Note that by definition $\forall m,n \in\mathbb{N}$

$$e^\frac{m}{n}=\frac{\stackrel{m \, times}{e\cdot e\cdot ...\cdot e} }{\stackrel{n \, times}{e\cdot e\cdot ...\cdot e}}>0$$

then since $\forall x$ and $\forall \epsilon >0$ $\, \exists q_1=\frac{m_1}{n_1},q_2=\frac{m_2}{n_2}\in\mathbb{Z}$ such that $q_1\leq x \le q_2$ with $|q_i-x|<\epsilon$ and

$$e^{q_1}\le e^x \le e^{q_2}\iff e^\frac{m_1}{n_1} \le e^x\le e^\frac{m_2}{n_2} $$

it follows that $e^x>0$.

Answer 3

Starting from the base that $a\in \mathbb{R}^+$ and $x\in \mathbb{Z}^+$, then is by definition:

$$\tag1 a^n = 1 \cdot \underbrace{{ a\cdot a\cdot a\dotsm a }}_{x} > 0 \implies a^x>0$$ This follows $$\tag2 \text{for } x \in \mathbb{Z}^- \implies a^{-x} = (a^{-1})^x = \left(\frac1a\right)^x = \frac1{a^x} >0\implies a^x>0$$

$$\tag3 \text{for }x \in \mathbb{R} \implies a^{\frac{x}{y}} = \sqrt[y]{a^x} = (\sqrt[y]{a})^x > 0\implies a^x>0$$

$$\tag4 \text{for } x = i \in \mathbb{C}\implies a^{i} = e^{i\ln(a)} > 0 \implies a^x >0$$

Answer 4

At least you should be familiar with the fact that $a^x>0$ if $a>0,x\geq 0$. And if $x<0$ then $a^x=1/a^{-x}>0$.

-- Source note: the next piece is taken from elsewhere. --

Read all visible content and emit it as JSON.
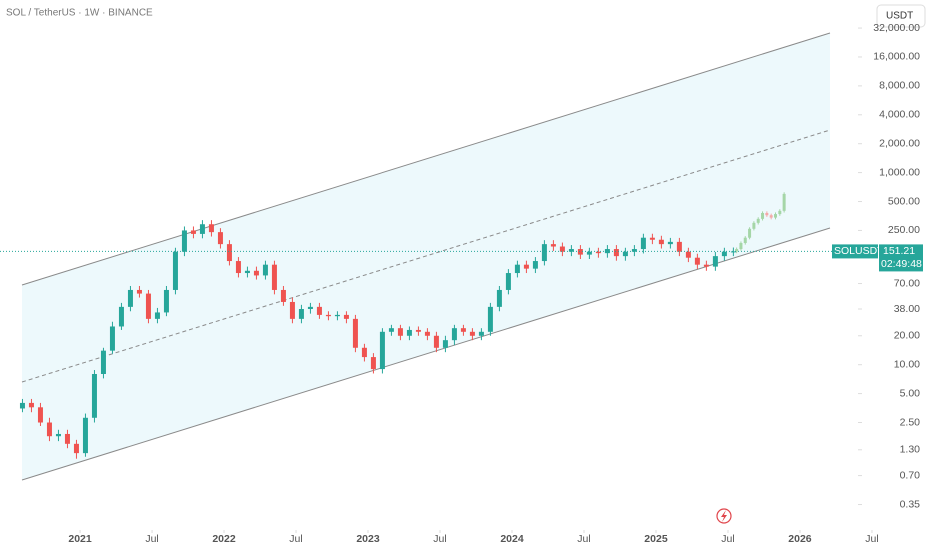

Next we deal with the familiar fact mentioned above. If $a=1$ the claim is true (obvious). If $a>1$ then $a^x>1^x=1>0$. And if $0<a<1$ then $a^x=1/(1/a)^x>0$.

Needless to say all the above argument works by assuming fundamental properties of exponential functions and these can be established using algebra if $x$ is rational.